役員も徐々に誕生(写真左がパナソニックの宮井さん)

今年は、パナソニックやシャープなど、大手製造業で生え抜きの女性役員が相次いで誕生した。男女雇用機会均等法施行から25年。女性活用を進めてきた企業の努力が徐々に実を結びつつある。彼女たちの歩みから、後に続く女性たちは何を学べるだろうか。

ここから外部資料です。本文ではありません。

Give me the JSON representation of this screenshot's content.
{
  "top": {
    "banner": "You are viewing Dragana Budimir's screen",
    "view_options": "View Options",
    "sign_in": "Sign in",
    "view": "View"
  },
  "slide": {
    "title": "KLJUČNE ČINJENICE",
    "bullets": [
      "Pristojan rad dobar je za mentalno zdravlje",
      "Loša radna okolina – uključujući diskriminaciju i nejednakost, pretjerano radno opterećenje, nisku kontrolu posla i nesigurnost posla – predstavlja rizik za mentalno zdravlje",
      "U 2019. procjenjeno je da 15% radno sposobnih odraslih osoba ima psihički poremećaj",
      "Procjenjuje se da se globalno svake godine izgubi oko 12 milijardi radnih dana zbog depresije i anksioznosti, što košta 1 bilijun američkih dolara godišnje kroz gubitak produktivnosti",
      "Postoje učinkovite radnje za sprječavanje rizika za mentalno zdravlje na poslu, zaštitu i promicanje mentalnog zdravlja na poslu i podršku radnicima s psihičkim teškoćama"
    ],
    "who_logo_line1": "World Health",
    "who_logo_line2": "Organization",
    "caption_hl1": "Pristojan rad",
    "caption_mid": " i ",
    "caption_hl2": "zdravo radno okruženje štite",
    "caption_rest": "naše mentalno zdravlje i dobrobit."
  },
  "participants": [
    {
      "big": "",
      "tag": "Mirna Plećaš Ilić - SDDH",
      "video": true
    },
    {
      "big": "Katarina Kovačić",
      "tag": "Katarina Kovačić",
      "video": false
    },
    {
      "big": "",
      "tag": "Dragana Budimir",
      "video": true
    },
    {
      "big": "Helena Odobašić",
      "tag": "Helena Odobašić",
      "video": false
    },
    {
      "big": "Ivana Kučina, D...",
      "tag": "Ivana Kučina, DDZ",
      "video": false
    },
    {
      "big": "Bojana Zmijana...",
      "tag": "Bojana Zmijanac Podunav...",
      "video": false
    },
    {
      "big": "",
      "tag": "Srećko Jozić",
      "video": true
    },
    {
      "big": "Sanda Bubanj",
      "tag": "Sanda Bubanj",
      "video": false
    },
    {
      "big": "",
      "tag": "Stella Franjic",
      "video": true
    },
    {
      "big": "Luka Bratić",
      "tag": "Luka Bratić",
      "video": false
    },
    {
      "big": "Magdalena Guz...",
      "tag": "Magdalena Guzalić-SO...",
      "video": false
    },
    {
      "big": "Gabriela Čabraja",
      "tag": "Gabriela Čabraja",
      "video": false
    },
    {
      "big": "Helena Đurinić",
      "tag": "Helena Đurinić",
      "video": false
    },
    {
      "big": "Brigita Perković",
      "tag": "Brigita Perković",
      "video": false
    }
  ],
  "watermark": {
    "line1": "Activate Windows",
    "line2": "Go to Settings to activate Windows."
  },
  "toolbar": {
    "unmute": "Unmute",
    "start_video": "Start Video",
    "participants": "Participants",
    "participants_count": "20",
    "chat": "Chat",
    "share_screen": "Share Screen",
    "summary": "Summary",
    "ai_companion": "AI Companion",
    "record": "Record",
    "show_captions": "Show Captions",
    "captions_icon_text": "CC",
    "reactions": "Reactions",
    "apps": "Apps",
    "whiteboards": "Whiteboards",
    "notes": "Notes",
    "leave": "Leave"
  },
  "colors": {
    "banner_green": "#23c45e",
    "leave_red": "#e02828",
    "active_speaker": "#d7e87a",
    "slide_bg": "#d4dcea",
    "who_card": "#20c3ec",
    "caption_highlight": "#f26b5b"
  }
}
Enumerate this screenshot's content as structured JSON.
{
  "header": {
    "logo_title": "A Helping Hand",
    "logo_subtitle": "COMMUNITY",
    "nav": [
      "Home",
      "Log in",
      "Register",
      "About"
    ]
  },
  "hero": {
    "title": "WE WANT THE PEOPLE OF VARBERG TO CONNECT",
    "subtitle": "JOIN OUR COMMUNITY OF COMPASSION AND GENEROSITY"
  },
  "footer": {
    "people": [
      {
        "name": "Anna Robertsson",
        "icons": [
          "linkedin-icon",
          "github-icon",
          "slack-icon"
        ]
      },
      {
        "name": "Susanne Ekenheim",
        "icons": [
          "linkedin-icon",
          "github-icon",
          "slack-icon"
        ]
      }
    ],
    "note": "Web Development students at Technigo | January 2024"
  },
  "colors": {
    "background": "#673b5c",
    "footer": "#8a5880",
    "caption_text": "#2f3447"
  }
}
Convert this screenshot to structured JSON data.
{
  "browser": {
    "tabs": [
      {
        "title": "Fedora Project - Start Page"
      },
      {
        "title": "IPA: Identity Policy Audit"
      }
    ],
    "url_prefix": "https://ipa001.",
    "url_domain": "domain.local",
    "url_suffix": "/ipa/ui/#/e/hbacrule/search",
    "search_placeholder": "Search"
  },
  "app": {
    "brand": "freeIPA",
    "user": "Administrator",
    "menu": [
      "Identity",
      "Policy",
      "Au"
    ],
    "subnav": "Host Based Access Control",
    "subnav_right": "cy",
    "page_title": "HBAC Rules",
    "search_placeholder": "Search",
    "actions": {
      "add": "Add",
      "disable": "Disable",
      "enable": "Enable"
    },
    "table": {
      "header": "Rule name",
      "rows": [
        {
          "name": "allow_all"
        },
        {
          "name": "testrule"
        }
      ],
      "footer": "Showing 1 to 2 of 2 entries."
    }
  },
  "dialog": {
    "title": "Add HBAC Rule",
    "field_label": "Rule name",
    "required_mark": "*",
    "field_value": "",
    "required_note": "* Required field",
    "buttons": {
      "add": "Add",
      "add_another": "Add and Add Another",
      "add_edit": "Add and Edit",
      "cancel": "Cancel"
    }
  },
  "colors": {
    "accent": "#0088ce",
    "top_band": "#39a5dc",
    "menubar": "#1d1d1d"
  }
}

今年4月、パナソニックで初の女性役員となったのは宮井真千子さん(51)だ。主に家電の開発に携わり、今は環境本部長兼節電本部長として世界のパナソニックグループ全体の環境計画にかかわる。

仕事も子育ても

「やってみなければ、わからんやないの」。宮井さんはその前向きな姿勢と柔軟性で、幾多の修羅場を乗り切ってきた。

1つ目の山は子育てとの両立。宮井さんが出産した1995年当時、同社には子育て支援制度はあったものの、退職する女性が多かった。だが、自分の開発した製品が世に出て仕事の面白さを実感し始めていた宮井さんは、あきらめなかった。

子どもの発熱で会社を早退するなど職場に迷惑をかけた。だがその都度「いろんなウイルスがおって、最初の1年はなんぼでも熱出すもんや」と上司が支えてくれた。職場の理解には本当に感謝しているという。

2つ目は課長級への抜てき。8万人以上の社員がいる企業で当時、女性の課長級は14人しかいなかった。「これではアカン。会社は変わらん」。宮井さんのやる気に火が付いた。